Photo: courtesy Yuri Hooker
"A healthy ocean fuels sustainable businesses and a strong economy in industries such as seafood, tourism, pharmaceuticals and shipping. Several studies estimate the total economic value of the ocean to exceed $20 billion per year. Pollution, overfishing and habitat degradation diminish that value"
PERU'S TROPICAL SEA ECO REGION
The Tropical Eastern Pacific is one of the twelve marine realms that cover the shallow oceans of the world. This realm extends along the Pacific Coast of the Americas, from the southern tip of the Baja California Peninsula in the north to northern Peru in the south. It is within this area that Peru's tropical sea lies.
Historically, there has been little scientific research conducted in this area. Fortunately, for the past ten years the Marine Biology Laboratory of Universidad Peruana Cayetano Heredia (UPCH) has been studying this region and has made significant discoveries.
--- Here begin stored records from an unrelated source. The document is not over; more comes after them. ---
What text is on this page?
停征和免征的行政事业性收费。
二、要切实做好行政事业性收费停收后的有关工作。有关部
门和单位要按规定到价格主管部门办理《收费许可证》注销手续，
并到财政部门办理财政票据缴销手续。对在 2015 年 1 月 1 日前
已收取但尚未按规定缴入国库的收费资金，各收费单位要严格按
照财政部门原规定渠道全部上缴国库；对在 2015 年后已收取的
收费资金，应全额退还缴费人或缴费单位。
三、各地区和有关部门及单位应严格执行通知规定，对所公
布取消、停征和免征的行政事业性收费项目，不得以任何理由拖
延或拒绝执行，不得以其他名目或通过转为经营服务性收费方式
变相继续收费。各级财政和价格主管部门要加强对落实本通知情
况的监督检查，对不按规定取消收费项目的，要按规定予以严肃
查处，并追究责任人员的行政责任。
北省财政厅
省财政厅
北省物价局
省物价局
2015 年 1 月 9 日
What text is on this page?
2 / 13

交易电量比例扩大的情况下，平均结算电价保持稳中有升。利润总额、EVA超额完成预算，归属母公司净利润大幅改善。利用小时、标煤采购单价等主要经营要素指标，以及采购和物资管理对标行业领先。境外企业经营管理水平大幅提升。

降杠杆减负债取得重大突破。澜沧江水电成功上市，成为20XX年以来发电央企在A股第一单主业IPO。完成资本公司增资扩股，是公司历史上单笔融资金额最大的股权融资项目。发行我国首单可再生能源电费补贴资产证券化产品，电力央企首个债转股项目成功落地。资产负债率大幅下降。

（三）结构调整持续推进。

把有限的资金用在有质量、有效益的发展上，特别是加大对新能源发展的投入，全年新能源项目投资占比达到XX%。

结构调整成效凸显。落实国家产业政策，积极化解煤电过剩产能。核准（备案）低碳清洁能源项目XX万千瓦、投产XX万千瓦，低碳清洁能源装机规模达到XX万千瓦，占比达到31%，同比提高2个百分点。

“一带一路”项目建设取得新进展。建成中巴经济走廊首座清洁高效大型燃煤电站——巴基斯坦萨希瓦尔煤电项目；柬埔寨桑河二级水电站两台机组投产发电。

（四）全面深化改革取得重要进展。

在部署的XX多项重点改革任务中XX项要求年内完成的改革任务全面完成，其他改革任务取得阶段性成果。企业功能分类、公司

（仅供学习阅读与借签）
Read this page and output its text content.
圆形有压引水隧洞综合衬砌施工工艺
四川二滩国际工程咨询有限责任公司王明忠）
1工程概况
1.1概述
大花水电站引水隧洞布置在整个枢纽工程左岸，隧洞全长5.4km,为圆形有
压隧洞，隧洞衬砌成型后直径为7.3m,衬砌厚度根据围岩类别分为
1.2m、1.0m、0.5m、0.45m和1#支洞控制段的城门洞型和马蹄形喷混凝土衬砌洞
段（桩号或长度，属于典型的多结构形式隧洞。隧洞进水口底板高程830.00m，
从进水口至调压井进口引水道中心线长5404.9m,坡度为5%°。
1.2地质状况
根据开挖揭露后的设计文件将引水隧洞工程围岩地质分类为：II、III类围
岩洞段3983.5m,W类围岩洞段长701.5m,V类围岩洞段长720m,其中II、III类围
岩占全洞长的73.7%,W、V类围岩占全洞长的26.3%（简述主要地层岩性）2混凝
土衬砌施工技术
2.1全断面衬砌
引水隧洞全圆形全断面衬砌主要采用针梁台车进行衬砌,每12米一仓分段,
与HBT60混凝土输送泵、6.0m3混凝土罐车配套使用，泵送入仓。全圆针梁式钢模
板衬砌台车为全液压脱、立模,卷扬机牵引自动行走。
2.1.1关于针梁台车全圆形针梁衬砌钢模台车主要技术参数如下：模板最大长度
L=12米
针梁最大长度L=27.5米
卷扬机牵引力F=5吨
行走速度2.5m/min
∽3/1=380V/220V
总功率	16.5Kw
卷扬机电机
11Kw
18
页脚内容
Because of its ecological value and biological diversity, scientists have proposed to designate this Eco Region as a protected zone. Detailed studies and technical reports have been presented but no official decision to move this proposal forward has been made yet.
The proposed protected area encompasses four distinct locations: El Nuro, Arrecifes de Punta Sal, Isla Foca, and Banco de Mancora. This entire region contains high biodiversity and endemism due to two major oceanographic features: upwelling and the convergence of two major ocean currents, the cold Peru Current and the warm North Equatorial Current. The area is teaming with marine life.
Overfishing and development are threatening this entire area. To prevent further degradation of the natural environment immediate action is required. Official designation of this region as a protected area will ensure the health and well being of the marine communities found in the tropical sea of Peru. Current conservation efforts continue. A small, but dedicated team of marine researchers of the Universidad Peruana Cayetano Heredia continue studying the region and making new discoveries with the hope of bringing attention and awareness for the protection of the area. Resources and funding are needed to conduct deep water studies.
Follow EGS will collaborate with the necessary agencies including Universidad Peruana Cayetano Herredia-CIDIS to pursue official conservation designation of this area and will focus on bringing international attention and support to achieve this objective. The area has been recently nominated by Follow EGS as a Sylvia Earle’s Hope Spot.
Photo: courtesy Yuri Hooker Photo: courtesy Yuri Hooker
The tropical sea of Peru includes the northern coastal region of the country shown in red. Unlike the rest of the country's cooler ocean waters, this area is characterized by warmer waters that allow the presence of tropical species of fish, and invertebrates.